(Note: After I wrote this article, it was revealed that Tua Tagovailoa reported concussion symptoms following a tackle in the first half of the Packers game. Tagovailoa is now in the NFL’s concussion protocol).
Tua Tagovailoa has been failed once again by the NFL’s concussion policy
Right now, there is no quarterback in the NFL going through the same kind of backslide as is Tua Tagovailoa of the Miami Dolphins. It has seemed throughout the season that whenever Tagovailoa and Miami’s potentially explosive offense puts things together, circumstances will collide and conspire to tear them apart.
The latter phenomena certainly happened in the month of December for the Dolphins after a first three months of the season in which Tagovailoa was as hot as any quarterback in the league. From opening week through the end of November, Tagovailoa was a legitimate MVP candidate. He completed 198 of 284 passes for 2,564 yards, 19 touchdowns, three interceptions, and a passer rating of 115.7. But in his four December games, Tagovailoa completed 61 of 116 passes for 984 yards, six touchdowns, five interceptions, and a passer rating of 80.5.
Of course, the fourth quarter of Miami’s 26-20 Sunday loss to the Green Bay Packers, in which Tagovailoa threw interceptions on three straight drives and the Packers scored 13 unanswered points, was the nadir of the entire experience.
This was another first-act/second-act issue, in which Tagovailoa went from Shakespeare in the Park to “Puppet Show/Spinal Tap” all too quickly. In the first half against the Packers, he completed nine of 12 passes for 229 yards, a touchdown, no interceptions, and a passer rating of 144.4. Tagovailoa had more than one explosive play in that first half, but this absolute banger of a 52-yard throw to Tyreek Hill with 11:44 left in the second quarter would seem to indicate that Tagovailoa’s December blues were behind him.

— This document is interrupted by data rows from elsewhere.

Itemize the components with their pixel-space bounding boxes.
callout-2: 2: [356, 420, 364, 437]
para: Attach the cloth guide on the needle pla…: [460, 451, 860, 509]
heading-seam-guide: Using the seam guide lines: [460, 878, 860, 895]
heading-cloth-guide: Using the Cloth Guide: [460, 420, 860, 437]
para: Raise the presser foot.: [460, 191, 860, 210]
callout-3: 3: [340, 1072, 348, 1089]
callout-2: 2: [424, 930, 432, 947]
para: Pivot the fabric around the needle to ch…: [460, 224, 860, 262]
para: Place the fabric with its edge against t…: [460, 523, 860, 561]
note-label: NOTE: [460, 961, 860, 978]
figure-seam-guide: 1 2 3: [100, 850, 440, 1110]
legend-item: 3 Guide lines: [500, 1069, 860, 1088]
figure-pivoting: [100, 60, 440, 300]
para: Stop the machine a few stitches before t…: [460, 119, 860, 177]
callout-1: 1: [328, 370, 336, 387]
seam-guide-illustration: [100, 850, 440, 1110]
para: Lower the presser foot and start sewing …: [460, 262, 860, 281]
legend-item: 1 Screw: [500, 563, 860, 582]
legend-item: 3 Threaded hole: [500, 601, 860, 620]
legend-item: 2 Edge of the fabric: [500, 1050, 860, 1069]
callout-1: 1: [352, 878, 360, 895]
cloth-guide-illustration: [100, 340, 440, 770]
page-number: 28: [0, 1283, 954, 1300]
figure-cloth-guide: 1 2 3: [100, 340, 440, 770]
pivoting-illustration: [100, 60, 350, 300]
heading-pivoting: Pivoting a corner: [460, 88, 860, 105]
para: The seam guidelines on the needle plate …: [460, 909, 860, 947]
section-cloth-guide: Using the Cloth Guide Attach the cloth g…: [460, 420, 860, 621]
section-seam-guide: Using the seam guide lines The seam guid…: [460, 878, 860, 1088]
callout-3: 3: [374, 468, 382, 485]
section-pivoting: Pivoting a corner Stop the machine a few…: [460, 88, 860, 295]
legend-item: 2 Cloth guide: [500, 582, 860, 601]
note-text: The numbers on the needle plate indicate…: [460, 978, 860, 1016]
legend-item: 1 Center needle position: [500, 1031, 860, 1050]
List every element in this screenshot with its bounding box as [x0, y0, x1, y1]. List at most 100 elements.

And then, a second half in which Tagovailoa completed seven of 13 passes for 81 yards, no touchdowns, three interceptions, and a passer rating of 33.3 — which means that Tagovailoa would have been better off handing the ball to his running backs on every play.

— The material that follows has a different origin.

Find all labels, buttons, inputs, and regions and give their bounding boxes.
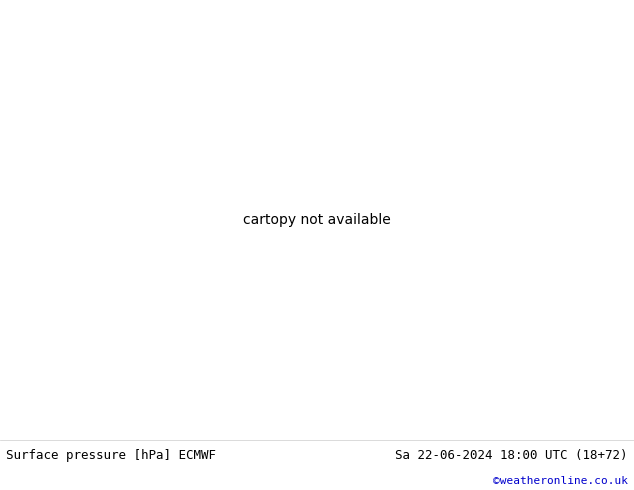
Text: ©weatheronline.co.uk: ©weatheronline.co.uk [493, 476, 628, 486]
Text: cartopy not available: cartopy not available [243, 213, 391, 227]
Text: Sa 22-06-2024 18:00 UTC (18+72): Sa 22-06-2024 18:00 UTC (18+72) [395, 448, 628, 462]
Text: Surface pressure [hPa] ECMWF: Surface pressure [hPa] ECMWF [6, 448, 216, 462]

Asked about those three picks after the game, Tagovailoa tried to provide as much clarity as possible.
“On the first one, I tried to throw it over a defender, but I ended up really throwing over the defender and Tyreek, so that one got away. The second one, I might have said the wrong play. I’m not too sure. But there was just some communication errors on that. Then the third one was just not a good ball for my receivers to have been able to make a play on that.

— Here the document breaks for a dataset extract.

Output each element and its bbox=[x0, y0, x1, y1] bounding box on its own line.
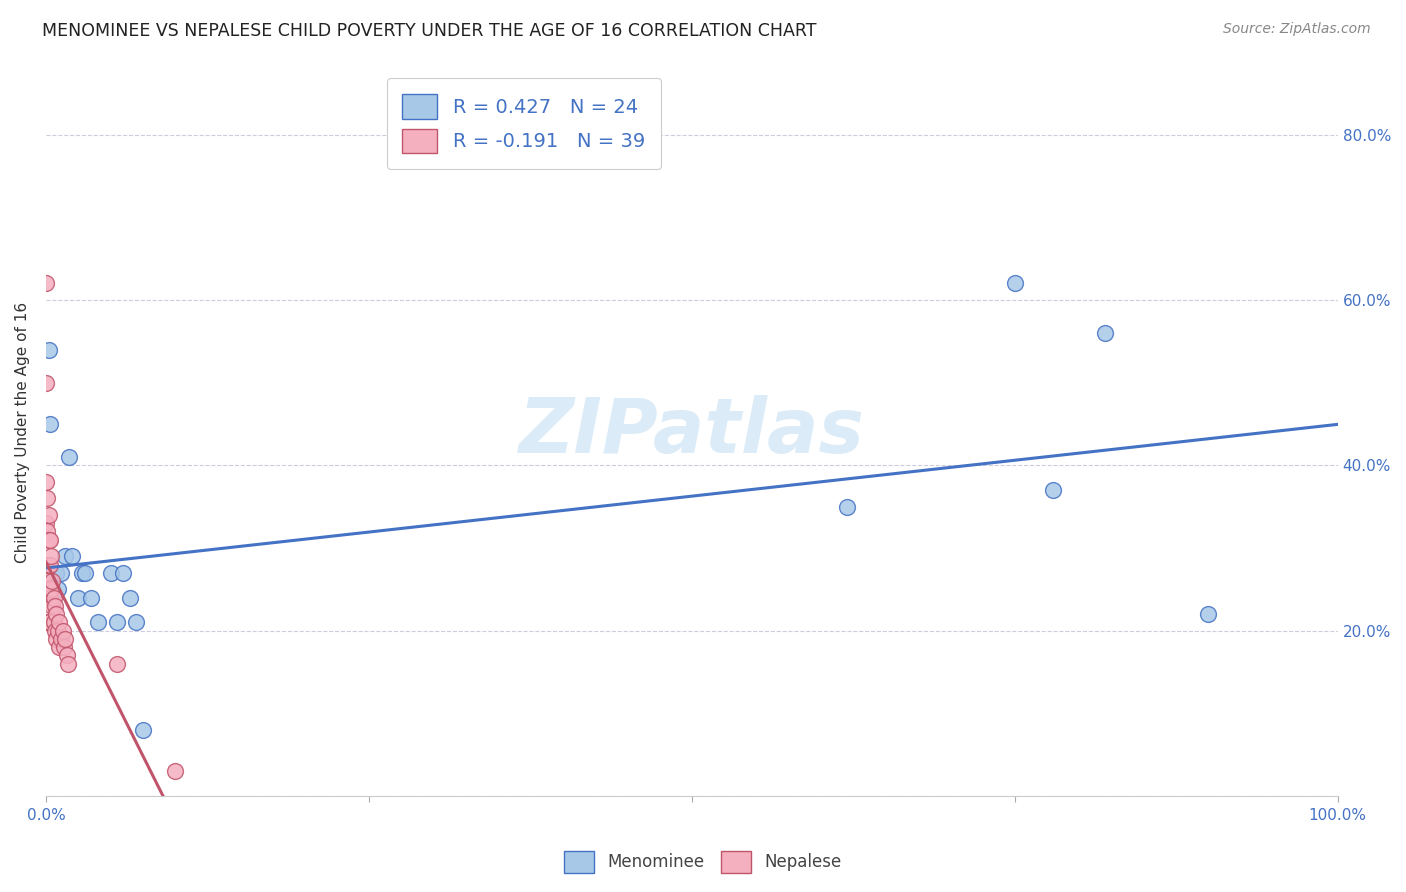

“You know, it’s tough. You get an opportunity to play on Christmas Day against a really good team, and I go out there and really — not being able to put my best foot forward for our team. In hindsight, this is something that we’ve got to be able to just move on from. Like I say with ‘Bev,’ (Darrell Bevell) he says, ‘let every play stand on its own merit.’ So for this game, we want this game to stand on its own merit, as well.
“Obviously, we’re going to learn from these mistakes, but this isn’t something that after a loss we should be going home and taking to our families, our kids, our other halves. We leave it all here and we go enjoy Christmas, and then we come back in when time is, and we learn from it.”